Lol this blog, the stranger, city council, 12th ave arts and a ton of other residents all welcomed the chop/chaz and talked about how peaceful the neighborhood was without SPD. Now its the mayor and chiefs fault? hilarious and sad what you all invited in… now you want others to clean up the mess

Joy
Joy
3 years ago

How did the city and PD not see this consequence coming? You can’t abandon your citizens and city just to appease a few that were not elected to speak for the majority. The actions of the mayor, Seattle PD leaving, etc… the governor endorsing this chaos. It’s insanity. They deserve to be sued. It was criminal. What do our tax dollars pay for?

Jack
Jack
3 years ago
Reply to  Joy

She did avoid 1) a large number of people getting seriously hurt or killed in police in clashes, 2) the BLM people saying the city itself is racist and losing support from the black community (so better than Trader Joe’s), 3) a repeat of cars on fire like downtown 4) the police station getting burned down, 5) Trump “fixing” things, 6) mass resignations from the police, 7) more tear gas complaints.

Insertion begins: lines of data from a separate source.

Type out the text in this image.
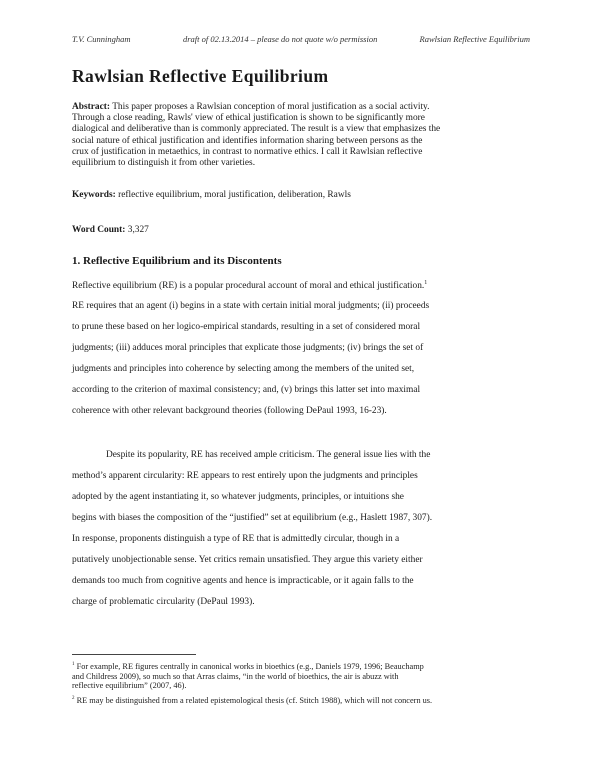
T.V. Cunningham	draft of 02.13.2014 – please do not quote w/o permission	Rawlsian Reflective Equilibrium
Rawlsian Reflective Equilibrium
Abstract: This paper proposes a Rawlsian conception of moral justification as a social activity.
Through a close reading, Rawls' view of ethical justification is shown to be significantly more
dialogical and deliberative than is commonly appreciated. The result is a view that emphasizes the
social nature of ethical justification and identifies information sharing between persons as the
crux of justification in metaethics, in contrast to normative ethics. I call it Rawlsian reflective
equilibrium to distinguish it from other varieties.
Keywords: reflective equilibrium, moral justification, deliberation, Rawls
Word Count: 3,327
1. Reflective Equilibrium and its Discontents
Reflective equilibrium (RE) is a popular procedural account of moral and ethical justification.$^1$
RE requires that an agent (i) begins in a state with certain initial moral judgments; (ii) proceeds
to prune these based on her logico-empirical standards, resulting in a set of considered moral
judgments; (iii) adduces moral principles that explicate those judgments; (iv) brings the set of
judgments and principles into coherence by selecting among the members of the united set,
according to the criterion of maximal consistency; and, (v) brings this latter set into maximal
coherence with other relevant background theories (following DePaul 1993, 16-23).
Despite its popularity, RE has received ample criticism. The general issue lies with the
method’s apparent circularity: RE appears to rest entirely upon the judgments and principles
adopted by the agent instantiating it, so whatever judgments, principles, or intuitions she
begins with biases the composition of the “justified” set at equilibrium (e.g., Haslett 1987, 307).
In response, proponents distinguish a type of RE that is admittedly circular, though in a
putatively unobjectionable sense. Yet critics remain unsatisfied. They argue this variety either
demands too much from cognitive agents and hence is impracticable, or it again falls to the
charge of problematic circularity (DePaul 1993).
$^1$ For example, RE figures centrally in canonical works in bioethics (e.g., Daniels 1979, 1996; Beauchamp
and Childress 2009), so much so that Arras claims, “in the world of bioethics, the air is abuzz with
reflective equilibrium” (2007, 46).
$^2$ RE may be distinguished from a related epistemological thesis (cf. Stitch 1988), which will not concern us.
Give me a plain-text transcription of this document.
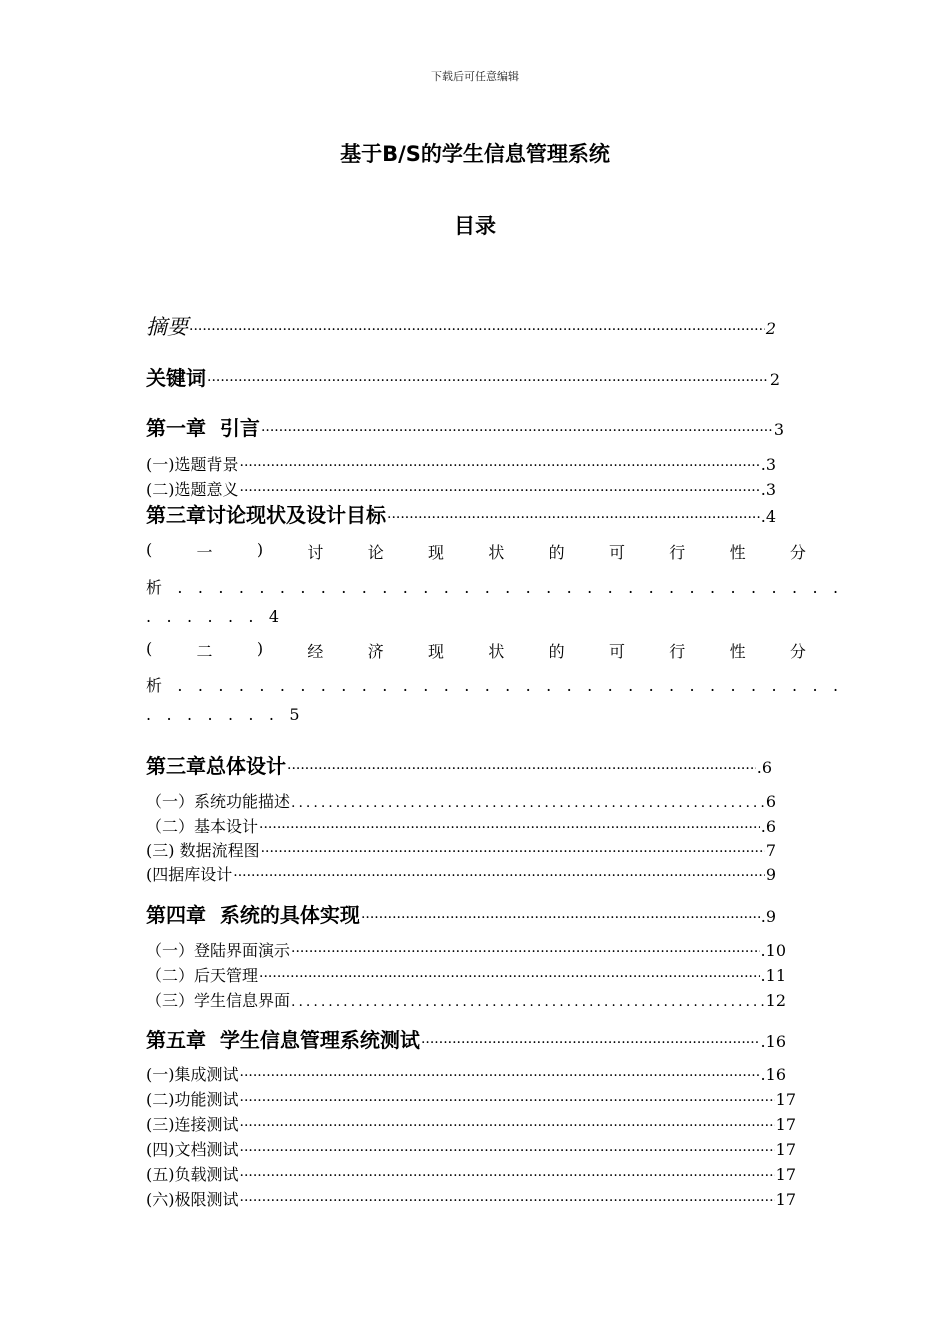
下载后可任意编辑
基于B/S的学生信息管理系统
目录
摘要 ·····	2
关键词 ·····	2
第一章  引言 ·····	3
(一)选题背景 ·····	.3
(二)选题意义 ·····	.3
第三章讨论现状及设计目标 ·····	.4
(	一	)	讨	论	现	状	的	可	行	性	分
析.................................
......4
(	二	)	经	济	现	状	的	可	行	性	分
析.................................
.......5
第三章总体设计 ·····	.6
（一）系统功能描述 .....	6
（二）基本设计 ·····	.6
(三) 数据流程图 ·····	7
(四据库设计 ·····	9
第四章  系统的具体实现 ·····	.9
（一）登陆界面演示 ·····	.10
（二）后天管理 ·····	.11
（三）学生信息界面 .....	12
第五章  学生信息管理系统测试 ·····	.16
(一)集成测试 ·····	.16
(二)功能测试 ·····	17
(三)连接测试 ·····	17
(四)文档测试 ·····	17
(五)负载测试 ·····	17
(六)极限测试 ·····	17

So instead, there were some random murders which are hard to predict, but graffiti, disruption to sane businesses and residents, and a law suits are manageable compared to the wing nuts and more people getting hurt.

RWK
RWK
3 years ago

This lawsuit is richly deserved. The City and Mayor Durkan have stood by as a large part of our neighborhood was trashed.
A case can be made that they actually enabled the devastation. Case in point: Durkan calling the disaster the “summer of love.”

Susan
Susan
3 years ago

Another death and another critically wounded – I thought Black Lives Matter.. guess this just proves that any means to an end is OK when no one has to be accountable. I am so sickened and sad for this senseless loss of these young kids. Embolded bullies running over the rights and very lives of everyone else. The BLM message has been lost. Prayers for the families who have lost their sons. Shame on Seattle for allowing this to get so out of hand.